After all, IS has one essential potential that made countries like the US and Israel so strong, diversity! It is true that it is after one version of Islam and one leader. But to have foreign fighters from almost all over the world gathered around one single goal; all of a sudden they can speak as many languages as needed; use different methods as various as the different Muslim communities; and they quite a large audience: over one billion Muslims.

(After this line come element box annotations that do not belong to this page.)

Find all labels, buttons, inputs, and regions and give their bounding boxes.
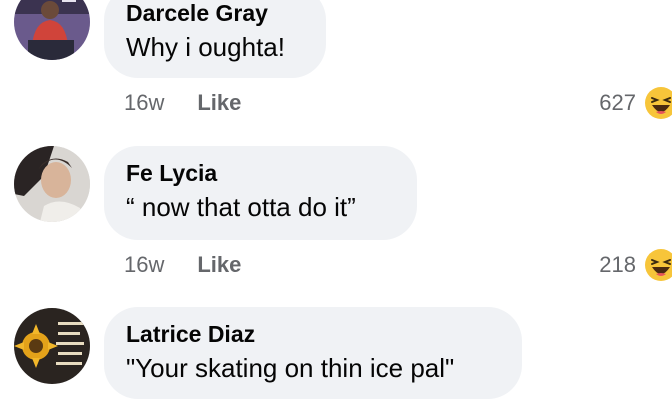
haha-emoji-icon [644, 248, 672, 282]
comment-text: "Your skating on thin ice pal" [126, 353, 455, 383]
comment-bubble: Latrice Diaz "Your skating on thin ice p… [104, 307, 522, 399]
reaction-summary[interactable]: 218 [599, 248, 672, 282]
reaction-count: 627 [599, 90, 636, 115]
reaction-summary[interactable]: 627 [599, 86, 672, 120]
avatar[interactable] [14, 146, 90, 222]
avatar[interactable] [14, 0, 90, 60]
comment-actions: 16w Like [124, 250, 241, 280]
comment-time[interactable]: 16w [124, 90, 164, 116]
comment-bubble: Fe Lycia “ now that otta do it” [104, 146, 417, 240]
comment-bubble: Darcele Gray Why i oughta! [104, 0, 326, 78]
haha-emoji-icon [644, 86, 672, 120]
like-button[interactable]: Like [197, 252, 241, 278]
comment-text: Why i oughta! [126, 32, 285, 62]
comment-time[interactable]: 16w [124, 252, 164, 278]
comment-author[interactable]: Fe Lycia [126, 160, 217, 187]
comment-text: “ now that otta do it” [126, 192, 356, 222]
like-button[interactable]: Like [197, 90, 241, 116]
comment-author[interactable]: Latrice Diaz [126, 321, 255, 348]
reaction-count: 218 [599, 252, 636, 277]
comment-author[interactable]: Darcele Gray [126, 0, 268, 27]
comment-actions: 16w Like [124, 88, 241, 118]
avatar[interactable] [14, 308, 90, 384]
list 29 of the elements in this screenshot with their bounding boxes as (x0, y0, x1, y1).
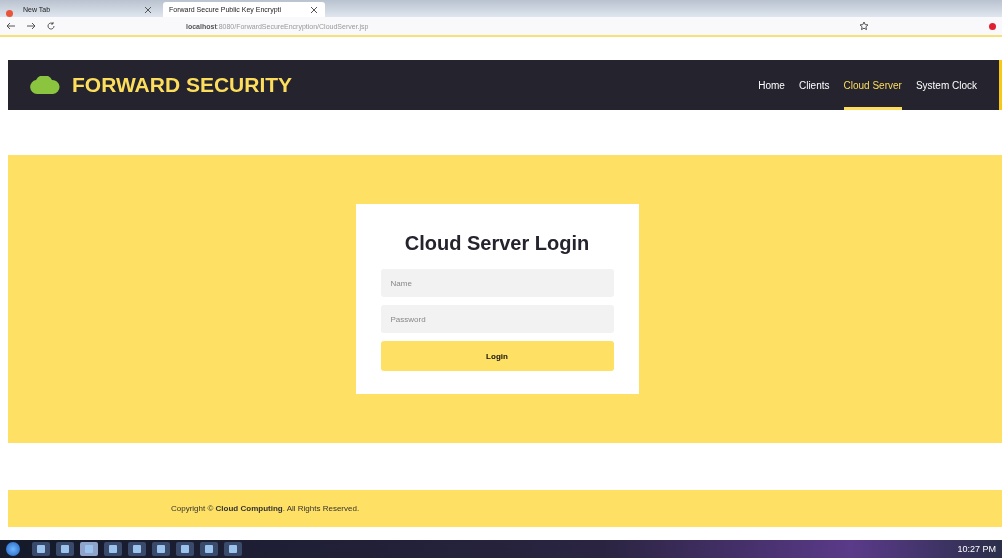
reload-icon[interactable] (46, 21, 56, 31)
close-icon[interactable] (143, 4, 153, 15)
browser-icon[interactable] (6, 10, 13, 17)
taskbar-app-icon[interactable] (104, 542, 122, 556)
brand-title[interactable]: FORWARD SECURITY (72, 73, 745, 97)
nav-link[interactable]: Clients (798, 60, 830, 110)
login-button[interactable]: Login (380, 341, 614, 371)
taskbar-app-icon[interactable] (200, 542, 218, 556)
input-field[interactable]: Password (380, 305, 614, 333)
taskbar-app-icon[interactable] (224, 542, 242, 556)
cloud-icon (30, 76, 60, 94)
nav-link[interactable]: System Clock (915, 60, 977, 110)
taskbar-app-icon[interactable] (152, 542, 170, 556)
close-icon[interactable] (309, 4, 319, 15)
nav-link[interactable]: Cloud Server (843, 60, 902, 110)
taskbar-app-icon[interactable] (32, 542, 50, 556)
shield-icon[interactable] (989, 22, 996, 30)
input-field[interactable]: Name (380, 269, 614, 297)
start-icon[interactable] (6, 542, 20, 556)
back-icon[interactable] (6, 21, 16, 31)
nav-link[interactable]: Home (758, 60, 785, 110)
taskbar-app-icon[interactable] (128, 542, 146, 556)
taskbar-app-icon[interactable] (56, 542, 74, 556)
clock: 10:27 PM (957, 544, 996, 554)
copyright-text: Copyright © Cloud Computing. All Rights Reserved. (171, 504, 360, 513)
taskbar-app-icon[interactable] (176, 542, 194, 556)
login-title: Cloud Server Login (403, 232, 591, 255)
forward-icon[interactable] (26, 21, 36, 31)
star-icon[interactable] (859, 21, 869, 31)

IS is so brutal that the majority of Muslims—Sunnis—disown them, i.e., many of those killed by IS are (moderate) Sunnis. But if it is able to challenge the Iranian leverage in the region, and more importantly take the fight to Israel, the tendency would be quite the opposite. Even for the moderate Muslims who think the era of Jihad—in its military manifestation—is over, Palestine is an exception: there you can tell a Muslim from a (Zionist) Jew, and liberation is the option. The same song referred to above goes on, “He calls on the Arabs rescue Palestine. Oh Arabs, the Israelis killed us!” Such calls many Muslims think go to the deaf ears. For the first time in many decades, there is an Islamic force which might be capable of threatening the Israelis—a breakthrough.

Iran and Israel ironically are the two biggest vices in the eyes of IS. Although the Iranian revolution holds Israel as the enemy, I don’t believe it has ever been serious about this, and the Iranian nationalists whose voice becomes louder and louder every day are more concerned about Tehran than Gaza and Karbala. Hereby, a coalition of the unwilling between all these seemingly opposite sides is more than necessary to degrade and ultimately destroy IS.

The current war is essentially between the Muslims themselves: the Sunnis and the Shiites, and the radical Sunnis and the moderate Sunnis. The result of such a lengthy war determines which road the Muslims take to Jerusalem, if ever!

Osamah Golpy is a Kurdish freelance journalist: twitter @osamagolpy, Skype: osamagolpy

2 Responses to The Road to Jerusalem: IS Follows Saladin’s Steps
  1. Anas.Brwari.Chicago.U.S
    January 3, 2015 | 19:12

    It’s right that the new war by ISIL terrorist in the middle east, is ideological war among Muslims themselves like the religious war in Europe during middle centuries which was the longest and bloodiest war in human history. The hope we’re kurdish nation try to be far away from this war as soon as possible.

  2. Raber
    January 5, 2015 | 00:23

    Where’s the similarity between Isis and Saladdin? Saladin was a man respected even by his non-Muslum enemies, Isis are hated even by Muslims.